L'ÉVOLUTION NUCLÉAIRE (1954 - années 1970) :
- 1954 : La centrale nucléaire d'Obninsk en URSS est devenue la première centrale nucléaire au monde à injecter de l'électricité dans un réseau public (5 MWe).
- 1956 : Calder Hall au Royaume-Uni a ouvert ses portes, utilisant des réacteurs refroidis au gaz carbonique Magnox et modérés au graphite pour produire de l'électricité à l'échelle industrielle.
- 1957 : La centrale nucléaire de Shippingport en Pennsylvanie, États-Unis, a été mise en service, pionnière de la conception du réacteur à eau pressurisée (REP) qui deviendrait la norme mondiale.
- La construction des années 1960-1970 : Poussés par la promesse d'une électricité « trop bon marché pour être mesurée » et accélérés plus tard par la crise pétrolière de 1973, les services publics ont entrepris une vague massive de construction de réacteurs à eau légère (REP et réacteurs à eau bouillante, REB), portant les capacités unitaires au-delà de 1 000 MWe.
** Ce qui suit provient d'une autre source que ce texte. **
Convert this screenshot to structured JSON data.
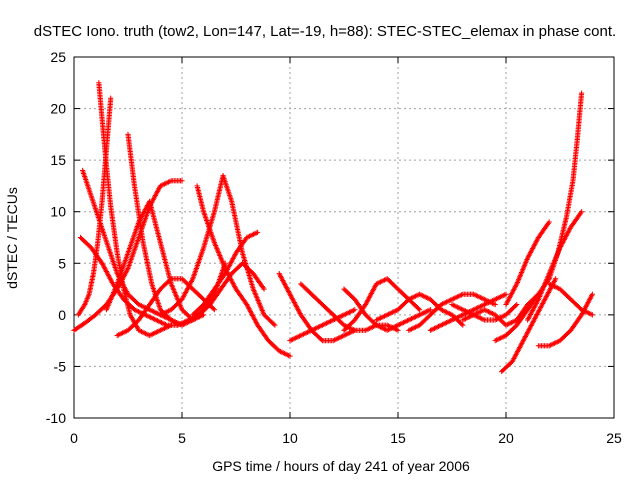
{
  "chart_data": {
    "type": "scatter",
    "title": "dSTEC Iono. truth (tow2, Lon=147, Lat=-19, h=88): STEC-STEC_elemax in phase cont.",
    "xlabel": "GPS time / hours of day 241 of year 2006",
    "ylabel": "dSTEC  / TECUs",
    "xlim": [
      0,
      25
    ],
    "ylim": [
      -10,
      25
    ],
    "xticks": [
      0,
      5,
      10,
      15,
      20,
      25
    ],
    "yticks": [
      -10,
      -5,
      0,
      5,
      10,
      15,
      20,
      25
    ],
    "grid": true,
    "marker": "plus",
    "color": "#ff0000",
    "series": [
      {
        "x": [
          0.0,
          0.5,
          1.0,
          1.5,
          2.0,
          2.5,
          3.0,
          3.5,
          4.0,
          4.5,
          5.0
        ],
        "y": [
          -1.5,
          -0.8,
          0.0,
          1.0,
          2.5,
          4.5,
          7.5,
          10.5,
          12.5,
          13.0,
          13.0
        ]
      },
      {
        "x": [
          0.4,
          0.8,
          1.2,
          1.6,
          2.0,
          2.5,
          3.0,
          3.5,
          4.0,
          4.5,
          5.0
        ],
        "y": [
          14.0,
          11.5,
          9.0,
          6.5,
          4.0,
          2.0,
          1.0,
          0.5,
          0.0,
          -0.5,
          -1.0
        ]
      },
      {
        "x": [
          0.3,
          0.8,
          1.3,
          1.8,
          2.3,
          2.8,
          3.3,
          3.8,
          4.3,
          4.8
        ],
        "y": [
          7.5,
          6.5,
          5.0,
          3.0,
          1.5,
          0.5,
          0.0,
          -0.5,
          -1.0,
          -1.0
        ]
      },
      {
        "x": [
          1.15,
          1.3,
          1.5,
          1.7,
          2.0,
          2.3,
          2.6,
          3.0,
          3.5,
          4.0,
          4.5
        ],
        "y": [
          22.5,
          19.0,
          14.5,
          10.5,
          6.0,
          2.5,
          0.0,
          -1.5,
          -2.0,
          -1.5,
          -1.0
        ]
      },
      {
        "x": [
          1.7,
          1.5,
          1.3,
          1.1,
          0.9,
          0.7,
          0.5,
          0.2
        ],
        "y": [
          21.0,
          16.0,
          11.0,
          7.0,
          4.0,
          2.0,
          1.0,
          0.0
        ]
      },
      {
        "x": [
          2.5,
          2.8,
          3.2,
          3.6,
          4.0,
          4.5,
          5.0,
          5.5,
          6.0
        ],
        "y": [
          17.5,
          12.5,
          7.0,
          3.0,
          0.5,
          -0.5,
          -1.0,
          -0.5,
          0.0
        ]
      },
      {
        "x": [
          2.0,
          2.5,
          3.0,
          3.5,
          4.0,
          4.5,
          5.0,
          5.5,
          6.0,
          6.5
        ],
        "y": [
          -2.0,
          -1.5,
          -0.5,
          1.0,
          2.5,
          3.5,
          3.5,
          2.5,
          1.5,
          0.5
        ]
      },
      {
        "x": [
          1.5,
          2.0,
          2.5,
          3.0,
          3.5,
          4.0,
          4.5,
          5.0,
          5.5,
          6.0,
          6.5,
          7.0
        ],
        "y": [
          0.5,
          3.0,
          6.0,
          9.0,
          11.0,
          7.0,
          3.0,
          0.5,
          -0.5,
          0.5,
          2.0,
          5.0
        ]
      },
      {
        "x": [
          5.7,
          6.0,
          6.5,
          7.0,
          7.5,
          8.0,
          8.5,
          9.0,
          9.5,
          10.0
        ],
        "y": [
          12.5,
          10.0,
          7.0,
          4.5,
          2.5,
          1.0,
          -1.0,
          -2.5,
          -3.5,
          -4.0
        ]
      },
      {
        "x": [
          4.0,
          4.5,
          5.0,
          5.5,
          6.0,
          6.5,
          6.9,
          7.3,
          7.8,
          8.3,
          8.8,
          9.3
        ],
        "y": [
          0.0,
          0.5,
          1.5,
          3.5,
          6.5,
          10.0,
          13.5,
          11.0,
          6.0,
          2.5,
          0.0,
          -1.0
        ]
      },
      {
        "x": [
          5.5,
          6.0,
          6.5,
          7.0,
          7.5,
          8.0,
          8.5
        ],
        "y": [
          0.0,
          1.0,
          2.5,
          4.0,
          6.0,
          7.5,
          8.0
        ]
      },
      {
        "x": [
          4.8,
          5.3,
          5.8,
          6.3,
          6.8,
          7.3,
          7.8,
          8.3,
          8.8
        ],
        "y": [
          -1.0,
          -0.5,
          0.0,
          1.0,
          2.5,
          4.0,
          5.0,
          4.0,
          2.5
        ]
      },
      {
        "x": [
          9.5,
          10.0,
          10.5,
          11.0,
          11.5,
          12.0,
          12.5,
          13.0
        ],
        "y": [
          4.0,
          2.0,
          0.0,
          -1.5,
          -2.5,
          -2.5,
          -2.0,
          -1.5
        ]
      },
      {
        "x": [
          10.0,
          10.5,
          11.0,
          11.5,
          12.0,
          12.5,
          13.0
        ],
        "y": [
          -2.5,
          -2.0,
          -1.5,
          -1.0,
          -0.5,
          0.0,
          0.5
        ]
      },
      {
        "x": [
          10.5,
          11.0,
          11.5,
          12.0,
          12.5,
          13.0,
          13.5,
          14.0,
          14.5,
          15.0
        ],
        "y": [
          3.0,
          2.0,
          1.0,
          0.0,
          -1.0,
          -1.5,
          -1.5,
          -1.0,
          -1.0,
          -1.5
        ]
      },
      {
        "x": [
          12.5,
          13.0,
          13.5,
          14.0,
          14.5,
          15.0,
          15.5,
          16.0,
          16.5
        ],
        "y": [
          2.5,
          1.5,
          0.0,
          -1.0,
          -1.5,
          -1.0,
          -0.5,
          0.0,
          0.5
        ]
      },
      {
        "x": [
          12.5,
          13.0,
          13.5,
          14.0,
          14.5,
          15.0,
          15.5,
          16.0
        ],
        "y": [
          -1.5,
          -0.5,
          1.0,
          3.0,
          3.5,
          2.5,
          1.5,
          0.5
        ]
      },
      {
        "x": [
          14.0,
          14.5,
          15.0,
          15.5,
          16.0,
          16.5,
          17.0,
          17.5,
          18.0
        ],
        "y": [
          -0.5,
          0.0,
          0.5,
          1.5,
          2.0,
          1.5,
          0.5,
          0.0,
          -1.0
        ]
      },
      {
        "x": [
          15.5,
          16.0,
          16.5,
          17.0,
          17.5,
          18.0,
          18.5,
          19.0,
          19.5
        ],
        "y": [
          -1.5,
          -1.0,
          0.0,
          1.0,
          1.5,
          2.0,
          2.0,
          1.5,
          1.0
        ]
      },
      {
        "x": [
          16.5,
          17.0,
          17.5,
          18.0,
          18.5,
          19.0,
          19.5,
          20.0
        ],
        "y": [
          -1.5,
          -1.0,
          -0.5,
          0.0,
          0.5,
          1.0,
          1.5,
          2.0
        ]
      },
      {
        "x": [
          17.5,
          18.0,
          18.5,
          19.0,
          19.5,
          20.0,
          20.5
        ],
        "y": [
          1.0,
          0.5,
          0.0,
          -0.5,
          -0.5,
          0.0,
          1.0
        ]
      },
      {
        "x": [
          18.0,
          18.5,
          19.0,
          19.5,
          20.0,
          20.5,
          21.0,
          21.5
        ],
        "y": [
          -0.5,
          0.0,
          0.5,
          0.0,
          -1.0,
          -0.5,
          1.0,
          2.0
        ]
      },
      {
        "x": [
          19.5,
          20.0,
          20.5,
          21.0,
          21.5,
          22.0
        ],
        "y": [
          -2.5,
          -2.0,
          -1.0,
          0.5,
          2.0,
          3.5
        ]
      },
      {
        "x": [
          19.8,
          20.3,
          20.8,
          21.3,
          21.8,
          22.3
        ],
        "y": [
          -5.5,
          -4.5,
          -2.5,
          -0.5,
          1.5,
          3.5
        ]
      },
      {
        "x": [
          20.0,
          20.5,
          21.0,
          21.5,
          22.0
        ],
        "y": [
          1.0,
          3.0,
          5.5,
          7.5,
          9.0
        ]
      },
      {
        "x": [
          21.0,
          21.5,
          22.0,
          22.5,
          23.0,
          23.5
        ],
        "y": [
          -0.5,
          1.5,
          4.0,
          6.5,
          8.5,
          10.0
        ]
      },
      {
        "x": [
          21.5,
          22.0,
          22.5,
          23.0,
          23.5,
          24.0
        ],
        "y": [
          -3.0,
          -3.0,
          -2.5,
          -1.5,
          0.0,
          2.0
        ]
      },
      {
        "x": [
          22.0,
          22.4,
          22.8,
          23.1,
          23.3,
          23.5
        ],
        "y": [
          3.5,
          6.0,
          9.5,
          13.0,
          17.0,
          21.5
        ]
      },
      {
        "x": [
          22.0,
          22.5,
          23.0,
          23.5,
          24.0
        ],
        "y": [
          3.0,
          2.5,
          1.5,
          0.5,
          0.0
        ]
      }
    ]
  }
}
4. Transport, intégration au réseau et « Supergrid »
La production de quantités massives d'énergie a nécessité une révolution dans le transport. Les réseaux locaux à basse tension ne pouvaient pas soutenir la forte croissance industrielle du boom de l'après-Seconde Guerre mondiale.
- Mutualisation et interconnexion (années 1930-1940) : Les services publics ont réalisé que l'intégration des systèmes régionaux améliorait considérablement la fiabilité et réduisait les besoins en réserves de pointe.
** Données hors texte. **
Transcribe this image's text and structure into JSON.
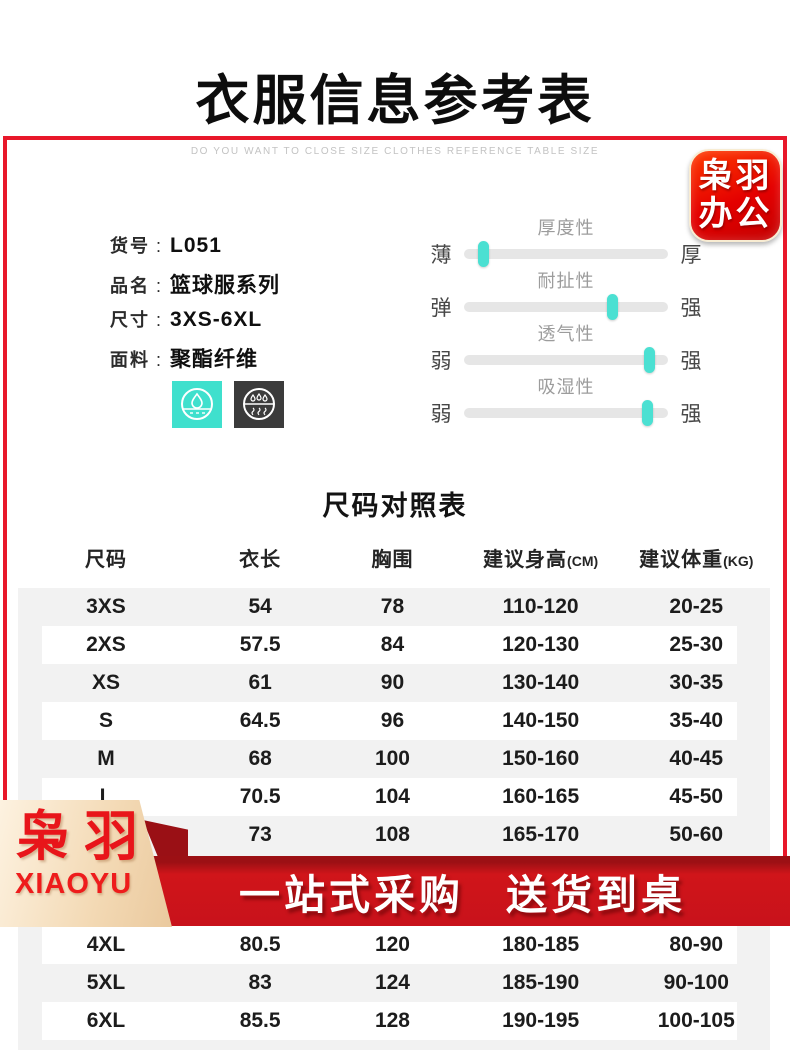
{
  "header": {
    "title": "衣服信息参考表",
    "subtitle": "DO YOU WANT TO CLOSE SIZE CLOTHES REFERENCE TABLE SIZE"
  },
  "brand_badge": {
    "line1": "枭羽",
    "line2": "办公"
  },
  "product_info": {
    "separator": ":",
    "items": [
      {
        "label": "货号",
        "value": "L051"
      },
      {
        "label": "品名",
        "value": "篮球服系列"
      },
      {
        "label": "尺寸",
        "value": "3XS-6XL"
      },
      {
        "label": "面料",
        "value": "聚酯纤维"
      }
    ]
  },
  "feature_icons": [
    {
      "name": "moisture-drop-icon",
      "bg": "#3fe0cd"
    },
    {
      "name": "sweat-wicking-icon",
      "bg": "#3b3b3b"
    }
  ],
  "sliders": [
    {
      "title": "厚度性",
      "left": "薄",
      "right": "厚",
      "percent": 10
    },
    {
      "title": "耐扯性",
      "left": "弹",
      "right": "强",
      "percent": 73
    },
    {
      "title": "透气性",
      "left": "弱",
      "right": "强",
      "percent": 91
    },
    {
      "title": "吸湿性",
      "left": "弱",
      "right": "强",
      "percent": 90
    }
  ],
  "size_table": {
    "title": "尺码对照表",
    "columns": [
      {
        "text": "尺码",
        "unit": ""
      },
      {
        "text": "衣长",
        "unit": ""
      },
      {
        "text": "胸围",
        "unit": ""
      },
      {
        "text": "建议身高",
        "unit": "(CM)"
      },
      {
        "text": "建议体重",
        "unit": "(KG)"
      }
    ],
    "rows": [
      {
        "size": "3XS",
        "length": "54",
        "chest": "78",
        "height": "110-120",
        "weight": "20-25",
        "striped": false
      },
      {
        "size": "2XS",
        "length": "57.5",
        "chest": "84",
        "height": "120-130",
        "weight": "25-30",
        "striped": true
      },
      {
        "size": "XS",
        "length": "61",
        "chest": "90",
        "height": "130-140",
        "weight": "30-35",
        "striped": false
      },
      {
        "size": "S",
        "length": "64.5",
        "chest": "96",
        "height": "140-150",
        "weight": "35-40",
        "striped": true
      },
      {
        "size": "M",
        "length": "68",
        "chest": "100",
        "height": "150-160",
        "weight": "40-45",
        "striped": false
      },
      {
        "size": "L",
        "length": "70.5",
        "chest": "104",
        "height": "160-165",
        "weight": "45-50",
        "striped": true
      },
      {
        "size": "",
        "length": "73",
        "chest": "108",
        "height": "165-170",
        "weight": "50-60",
        "striped": false
      },
      {
        "spacer": true
      },
      {
        "size": "4XL",
        "length": "80.5",
        "chest": "120",
        "height": "180-185",
        "weight": "80-90",
        "striped": true
      },
      {
        "size": "5XL",
        "length": "83",
        "chest": "124",
        "height": "185-190",
        "weight": "90-100",
        "striped": false
      },
      {
        "size": "6XL",
        "length": "85.5",
        "chest": "128",
        "height": "190-195",
        "weight": "100-105",
        "striped": true
      }
    ]
  },
  "banner": {
    "left": "一站式采购",
    "right": "送货到桌"
  },
  "corner_badge": {
    "cn": "枭羽",
    "en": "XIAOYU"
  },
  "colors": {
    "frame_red": "#e8172a",
    "banner_red": "#c8121b",
    "banner_dark_red": "#9c1014",
    "teal": "#3fe0cd",
    "icon_dark": "#3b3b3b",
    "badge_red": "#e40000",
    "corner_beige": "#f3d9b4",
    "brand_text_red": "#e8151a",
    "table_stripe_gray": "#f2f2f2"
  }
}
- La révolution du courant alternatif à haute tension : Pour transporter l'énergie en vrac sur de longues distances, les tensions de transport ont rapidement augmenté :
- Années 1930 : Lignes de 287 kV (telles que la ligne du barrage Hoover à Los Angeles).
- Années 1950-1960 : Introduction des lignes de très haute tension (THT) en courant alternatif de 345 kV, 400 kV et finalement 765 kV.
- La réémergence du courant continu (HVDC) : En 1954, la société suédoise ASEA a construit le premier lien de transport commercial à courant continu haute tension (HVDC) au monde entre la Suède continentale et l'île de Gotland. Le HVDC a permis le transport d'énergie sous-marine et la connexion asynchrone de réseaux régionaux indépendants.
5. Chronologie des innovations clés (1925-1975)
Le tableau ci-dessous organise les changements technologiques critiques qui ont défini cet âge d'or de l'ingénierie de l'énergie :
| Année | Innovation / Jalon | Impact sur la production d'énergie |
| 1926 | Création du réseau national britannique | A créé le modèle des réseaux de transport centralisés et coordonnés par l'État. |
| 1935 | Achèvement du barrage Hoover (États-Unis) | A démontré la capacité des centrales hydroélectriques massives de plusieurs centaines de mégawatts. |
| 1939 | Turbine à gaz BBC Neuchâtel (Suisse) | Naissance de la turbine à gaz terrestre commerciale pour la production d'électricité. |
| 1954 | Obninsk (URSS) & Gotland HVDC (Suède) | Première production d'électricité nucléaire connectée au réseau et premier lien de transport HVDC commercial. |
| 1957 | Shippingport (USA) & Philo Unit 6 (USA) | Réacteur à eau pressurisée (REP) commercial et premières opérations de chaudières à vapeur à haute pression. |
| 1965 | Ligne AC 735 kV d'Hydro-Québec | A établi une nouvelle référence pour le transport AC ultra-longue distance et très haute tension. |
| 1973 | Crise pétrolière mondiale | A réorienté l'industrie vers le charbon, le nucléaire et les conceptions à haut rendement, délaissant le fioul lourd. |
Résumé de l'évolution sur 50 ans :
En 1925, les centrales électriques étaient locales, dépendantes du charbon, limitées thermodynamiquement à de basses pressions, et atteignaient des rendements dépassant rarement 15 à 20 %. En 1975, l'industrie avait maîtrisé la métallurgie haute pression, déployé des réacteurs nucléaires à l'échelle du gigawatt, établi des réseaux synchronisés transnationaux et posé les bases des systèmes modernes de turbines à gaz à cycle combiné.